EU Ushers in a 'New Era' in Farming

LUXEMBOURG -- European Union agriculture ministers reached a final agreement Thursday to overhaul the EU's 43 billion euro ($50 billion) farm subsidy program aiming to strengthen Europe's bargaining position in world trade talks.

The 15 farm ministers agreed on a compromise text after 16-hours of talks to break deadlock between those wanting to preserve farm handouts and those wanting reform.

"It took many hours ... but we have a broad majority in favor," said Greek Agriculture Minister Georgios Drys after the meeting. "This is a historic decision for the future of European agriculture."

Only Portugal was left opposing the agreement early Thursday after France, Italy, Spain and Ireland said they could live with the compromise.

The reforms only needed majority backing.

The deal will break a decades-old link between output and subsidies blamed for creating food surpluses that undercut competitors and squeeze producers in poor countries.

Saying it marked a "new era," EU Farm Commissioner Franz Fischler said the reform marked the largest overhaul of EU farm policy that would end the practice of automatic farm handouts for producing more food.

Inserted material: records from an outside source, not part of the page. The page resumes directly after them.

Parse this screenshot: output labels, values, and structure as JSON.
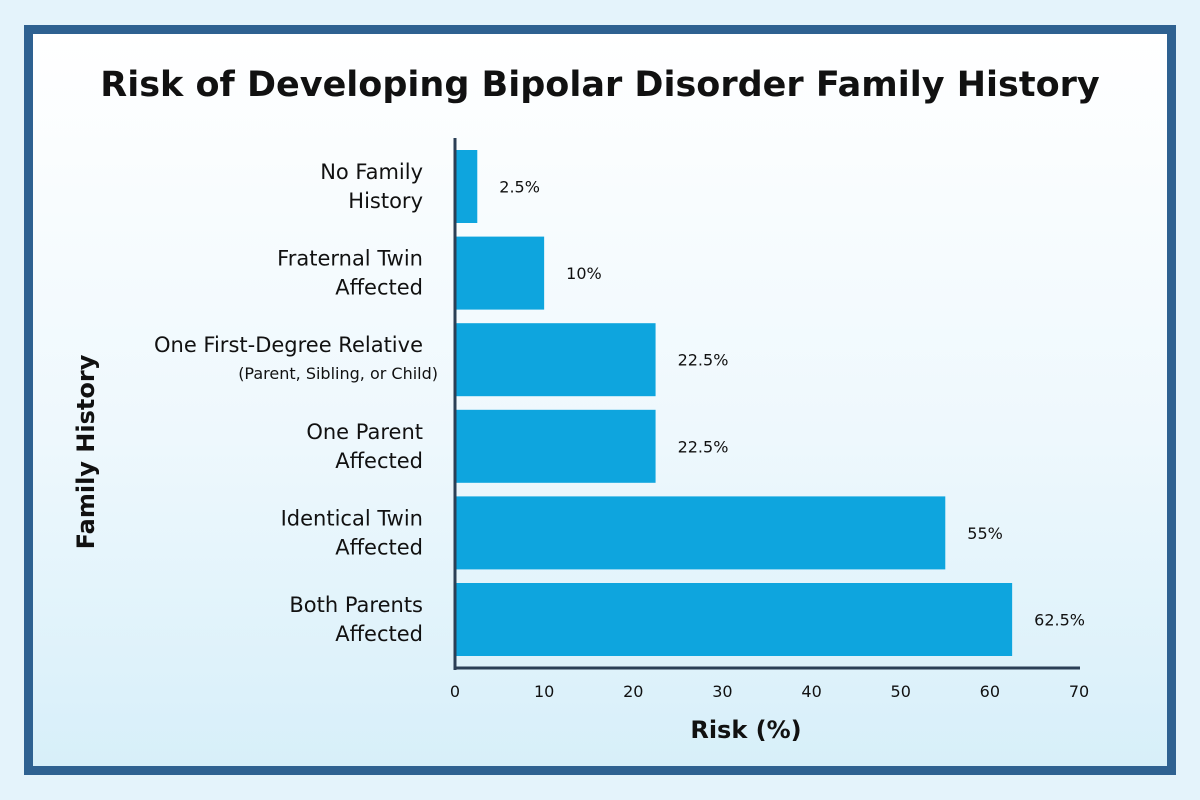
{
  "chart_data": {
    "type": "bar",
    "orientation": "horizontal",
    "title": "Risk of Developing Bipolar Disorder Family History",
    "xlabel": "Risk (%)",
    "ylabel": "Family History",
    "xlim": [
      0,
      70
    ],
    "xticks": [
      0,
      10,
      20,
      30,
      40,
      50,
      60,
      70
    ],
    "grid": false,
    "categories": [
      {
        "lines": [
          "No Family",
          "History"
        ],
        "sub": ""
      },
      {
        "lines": [
          "Fraternal Twin",
          "Affected"
        ],
        "sub": ""
      },
      {
        "lines": [
          "One First-Degree Relative"
        ],
        "sub": "(Parent, Sibling, or Child)"
      },
      {
        "lines": [
          "One Parent",
          "Affected"
        ],
        "sub": ""
      },
      {
        "lines": [
          "Identical Twin",
          "Affected"
        ],
        "sub": ""
      },
      {
        "lines": [
          "Both Parents",
          "Affected"
        ],
        "sub": ""
      }
    ],
    "values": [
      2.5,
      10,
      22.5,
      22.5,
      55,
      62.5
    ],
    "value_labels": [
      "2.5%",
      "10%",
      "22.5%",
      "22.5%",
      "55%",
      "62.5%"
    ],
    "colors": {
      "bar": "#0ea5de",
      "frame": "#2e6191",
      "axis": "#2b3f55"
    }
  }
}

"On the basis of a new set of rules, the Common Agricultural Policy will be very different," Fischler said. "We are bidding farewell to trade distortions."

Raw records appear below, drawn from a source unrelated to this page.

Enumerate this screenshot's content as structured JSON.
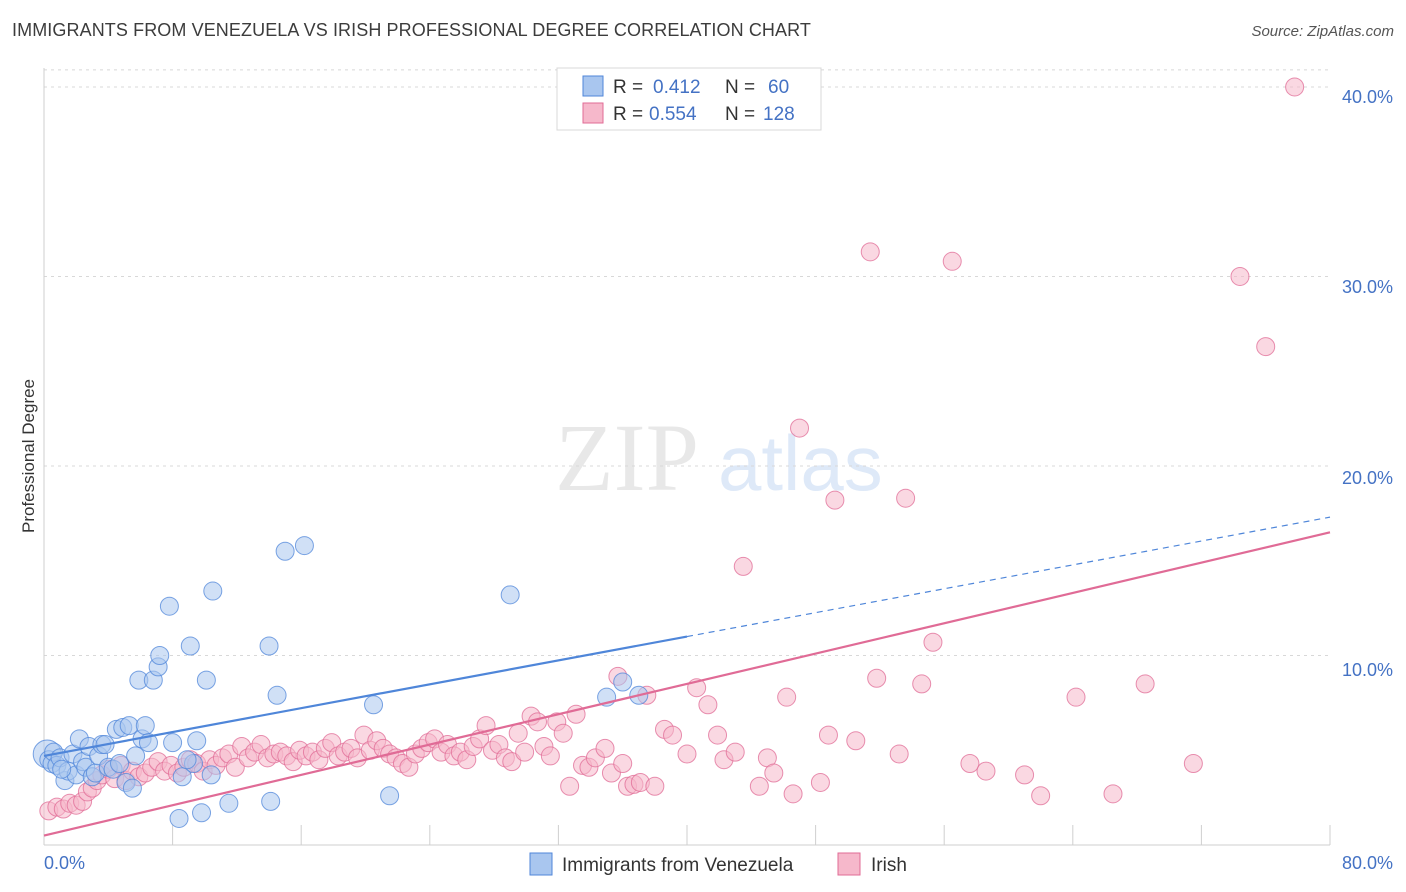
{
  "title": "IMMIGRANTS FROM VENEZUELA VS IRISH PROFESSIONAL DEGREE CORRELATION CHART",
  "source": "Source: ZipAtlas.com",
  "watermark": {
    "zip": "ZIP",
    "atlas": "atlas"
  },
  "colors": {
    "blue": "#4f86d9",
    "blue_fill": "#a9c6ef",
    "pink": "#e06b96",
    "pink_fill": "#f6b8cb",
    "tick": "#4472c4",
    "grid": "#d8d8d8"
  },
  "legend": {
    "rows": [
      {
        "r_label": "R =",
        "r_value": "0.412",
        "n_label": "N =",
        "n_value": "60"
      },
      {
        "r_label": "R =",
        "r_value": "0.554",
        "n_label": "N =",
        "n_value": "128"
      }
    ]
  },
  "chart_data": {
    "type": "scatter",
    "title": "IMMIGRANTS FROM VENEZUELA VS IRISH PROFESSIONAL DEGREE CORRELATION CHART",
    "xlabel": "",
    "ylabel": "Professional Degree",
    "xlim": [
      0,
      80
    ],
    "ylim": [
      0,
      41
    ],
    "x_tick_labels": [
      "0.0%",
      "80.0%"
    ],
    "y_ticks": [
      10,
      20,
      30,
      40
    ],
    "y_tick_labels": [
      "10.0%",
      "20.0%",
      "30.0%",
      "40.0%"
    ],
    "grid": true,
    "series": [
      {
        "name": "Immigrants from Venezuela",
        "color": "blue",
        "trend": {
          "x0": 0,
          "y0": 4.7,
          "x1": 40,
          "y1": 11.0,
          "dash_x1": 80,
          "dash_y1": 17.3
        },
        "points": [
          [
            0.2,
            4.8
          ],
          [
            0.3,
            4.5
          ],
          [
            0.5,
            4.3
          ],
          [
            0.6,
            4.9
          ],
          [
            0.8,
            4.2
          ],
          [
            1.0,
            4.6
          ],
          [
            1.3,
            3.4
          ],
          [
            1.5,
            3.9
          ],
          [
            1.8,
            4.8
          ],
          [
            2.0,
            3.7
          ],
          [
            2.2,
            5.6
          ],
          [
            2.4,
            4.4
          ],
          [
            2.6,
            4.1
          ],
          [
            2.8,
            5.2
          ],
          [
            3.0,
            3.6
          ],
          [
            3.2,
            3.8
          ],
          [
            3.4,
            4.7
          ],
          [
            3.6,
            5.3
          ],
          [
            3.8,
            5.3
          ],
          [
            4.0,
            4.1
          ],
          [
            4.3,
            4.0
          ],
          [
            4.5,
            6.1
          ],
          [
            4.7,
            4.3
          ],
          [
            4.9,
            6.2
          ],
          [
            5.1,
            3.3
          ],
          [
            5.3,
            6.3
          ],
          [
            5.5,
            3.0
          ],
          [
            5.7,
            4.7
          ],
          [
            5.9,
            8.7
          ],
          [
            6.1,
            5.6
          ],
          [
            6.3,
            6.3
          ],
          [
            6.5,
            5.4
          ],
          [
            6.8,
            8.7
          ],
          [
            7.1,
            9.4
          ],
          [
            7.2,
            10.0
          ],
          [
            7.8,
            12.6
          ],
          [
            8.0,
            5.4
          ],
          [
            8.4,
            1.4
          ],
          [
            8.6,
            3.6
          ],
          [
            9.1,
            10.5
          ],
          [
            9.3,
            4.3
          ],
          [
            9.5,
            5.5
          ],
          [
            9.8,
            1.7
          ],
          [
            10.1,
            8.7
          ],
          [
            10.4,
            3.7
          ],
          [
            10.5,
            13.4
          ],
          [
            11.5,
            2.2
          ],
          [
            14.0,
            10.5
          ],
          [
            14.1,
            2.3
          ],
          [
            14.5,
            7.9
          ],
          [
            15.0,
            15.5
          ],
          [
            16.2,
            15.8
          ],
          [
            20.5,
            7.4
          ],
          [
            21.5,
            2.6
          ],
          [
            29.0,
            13.2
          ],
          [
            35.0,
            7.8
          ],
          [
            36.0,
            8.6
          ],
          [
            37.0,
            7.9
          ],
          [
            8.9,
            4.5
          ],
          [
            1.1,
            4.0
          ]
        ]
      },
      {
        "name": "Irish",
        "color": "pink",
        "trend": {
          "x0": 0,
          "y0": 0.5,
          "x1": 80,
          "y1": 16.5
        },
        "points": [
          [
            0.3,
            1.8
          ],
          [
            0.8,
            2.0
          ],
          [
            1.2,
            1.9
          ],
          [
            1.6,
            2.2
          ],
          [
            2.0,
            2.1
          ],
          [
            2.4,
            2.3
          ],
          [
            2.7,
            2.8
          ],
          [
            3.0,
            3.0
          ],
          [
            3.3,
            3.4
          ],
          [
            3.6,
            3.7
          ],
          [
            4.0,
            4.0
          ],
          [
            4.4,
            3.5
          ],
          [
            4.8,
            4.2
          ],
          [
            5.1,
            3.4
          ],
          [
            5.5,
            3.9
          ],
          [
            5.9,
            3.6
          ],
          [
            6.3,
            3.8
          ],
          [
            6.7,
            4.1
          ],
          [
            7.1,
            4.4
          ],
          [
            7.5,
            3.9
          ],
          [
            7.9,
            4.2
          ],
          [
            8.3,
            3.8
          ],
          [
            8.7,
            4.1
          ],
          [
            9.1,
            4.5
          ],
          [
            9.5,
            4.3
          ],
          [
            9.9,
            3.9
          ],
          [
            10.3,
            4.5
          ],
          [
            10.7,
            4.2
          ],
          [
            11.1,
            4.6
          ],
          [
            11.5,
            4.8
          ],
          [
            11.9,
            4.1
          ],
          [
            12.3,
            5.2
          ],
          [
            12.7,
            4.6
          ],
          [
            13.1,
            4.9
          ],
          [
            13.5,
            5.3
          ],
          [
            13.9,
            4.6
          ],
          [
            14.3,
            4.8
          ],
          [
            14.7,
            4.9
          ],
          [
            15.1,
            4.7
          ],
          [
            15.5,
            4.4
          ],
          [
            15.9,
            5.0
          ],
          [
            16.3,
            4.7
          ],
          [
            16.7,
            4.9
          ],
          [
            17.1,
            4.5
          ],
          [
            17.5,
            5.1
          ],
          [
            17.9,
            5.4
          ],
          [
            18.3,
            4.7
          ],
          [
            18.7,
            4.9
          ],
          [
            19.1,
            5.1
          ],
          [
            19.5,
            4.6
          ],
          [
            19.9,
            5.8
          ],
          [
            20.3,
            5.0
          ],
          [
            20.7,
            5.5
          ],
          [
            21.1,
            5.1
          ],
          [
            21.5,
            4.8
          ],
          [
            21.9,
            4.6
          ],
          [
            22.3,
            4.3
          ],
          [
            22.7,
            4.1
          ],
          [
            23.1,
            4.8
          ],
          [
            23.5,
            5.1
          ],
          [
            23.9,
            5.4
          ],
          [
            24.3,
            5.6
          ],
          [
            24.7,
            4.9
          ],
          [
            25.1,
            5.3
          ],
          [
            25.5,
            4.7
          ],
          [
            25.9,
            4.9
          ],
          [
            26.3,
            4.5
          ],
          [
            26.7,
            5.2
          ],
          [
            27.1,
            5.6
          ],
          [
            27.5,
            6.3
          ],
          [
            27.9,
            5.0
          ],
          [
            28.3,
            5.3
          ],
          [
            28.7,
            4.6
          ],
          [
            29.1,
            4.4
          ],
          [
            29.5,
            5.9
          ],
          [
            29.9,
            4.9
          ],
          [
            30.3,
            6.8
          ],
          [
            30.7,
            6.5
          ],
          [
            31.1,
            5.2
          ],
          [
            31.5,
            4.7
          ],
          [
            31.9,
            6.5
          ],
          [
            32.3,
            5.9
          ],
          [
            32.7,
            3.1
          ],
          [
            33.1,
            6.9
          ],
          [
            33.5,
            4.2
          ],
          [
            33.9,
            4.1
          ],
          [
            34.3,
            4.6
          ],
          [
            34.9,
            5.1
          ],
          [
            35.3,
            3.8
          ],
          [
            35.7,
            8.9
          ],
          [
            36.0,
            4.3
          ],
          [
            36.3,
            3.1
          ],
          [
            36.7,
            3.2
          ],
          [
            37.1,
            3.3
          ],
          [
            37.5,
            7.9
          ],
          [
            38.0,
            3.1
          ],
          [
            38.6,
            6.1
          ],
          [
            39.1,
            5.8
          ],
          [
            40.6,
            8.3
          ],
          [
            40.0,
            4.8
          ],
          [
            41.3,
            7.4
          ],
          [
            41.9,
            5.8
          ],
          [
            42.3,
            4.5
          ],
          [
            43.0,
            4.9
          ],
          [
            43.5,
            14.7
          ],
          [
            44.5,
            3.1
          ],
          [
            45.0,
            4.6
          ],
          [
            45.4,
            3.8
          ],
          [
            46.2,
            7.8
          ],
          [
            46.6,
            2.7
          ],
          [
            47.0,
            22.0
          ],
          [
            48.3,
            3.3
          ],
          [
            48.8,
            5.8
          ],
          [
            49.2,
            18.2
          ],
          [
            50.5,
            5.5
          ],
          [
            51.4,
            31.3
          ],
          [
            51.8,
            8.8
          ],
          [
            53.2,
            4.8
          ],
          [
            53.6,
            18.3
          ],
          [
            54.6,
            8.5
          ],
          [
            55.3,
            10.7
          ],
          [
            56.5,
            30.8
          ],
          [
            57.6,
            4.3
          ],
          [
            58.6,
            3.9
          ],
          [
            61.0,
            3.7
          ],
          [
            62.0,
            2.6
          ],
          [
            64.2,
            7.8
          ],
          [
            66.5,
            2.7
          ],
          [
            68.5,
            8.5
          ],
          [
            71.5,
            4.3
          ],
          [
            74.4,
            30.0
          ],
          [
            76.0,
            26.3
          ],
          [
            77.8,
            40.0
          ]
        ]
      }
    ]
  },
  "bottom_legend": {
    "items": [
      {
        "label": "Immigrants from Venezuela"
      },
      {
        "label": "Irish"
      }
    ]
  }
}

Fischler said the deal would help bolster the EU's negotiating position in upcoming trade talks to open world farm markets.

"It sends a clear message to the world that have a more trade friendly policy," he said.

The current system of EU farm handouts has been criticized by the United States, Australia and Canada, which say it violates World Trade Organization rules.

EU nations have struggled for many years to overhaul their Common Agricultural Policy, which was set up in the post World War II years to rebuild Europe's farming sector.

Pressure to reform has increased due to a crucial WTO meeting in September in Cancun, Mexico.

"We can go with our heads held high to Cancun," Fischler said.

The compromise deal, worked out during early Thursday morning will cut subsidies in various product areas, including butter, milk, beef and grain production.

The compromise allows countries to keep aid tied to output levels for up to 25 percent of subsidies for cereals and up to 40 percent of beef subsidies. It also locks in a "fixed farm budget" until 2013.

Other subsidies would be paid at a flat rate depending on the size of farms rather than how much they produce.

In the final offer, a "flexible solution" was drawn up which would see a two-year phase in of the reforms -- something France had been pushing for.

Fischler on Wednesday proposed not to cut price supports of cereal grain crops like wheat in exchange for phased in cuts in other areas, something France and Italy welcomed.

Several nations initially objected to cuts in support prices for butter, milk powder and to beef production, while Italy, Spain and Portugal demanded higher milk quotas in exchange for cutting aid. But most accepted the reforms should begin in 2005.

The Netherlands, Sweden and Britain had pushed for more radical reform but accepted the compromise deal in an effort to get France and others on board.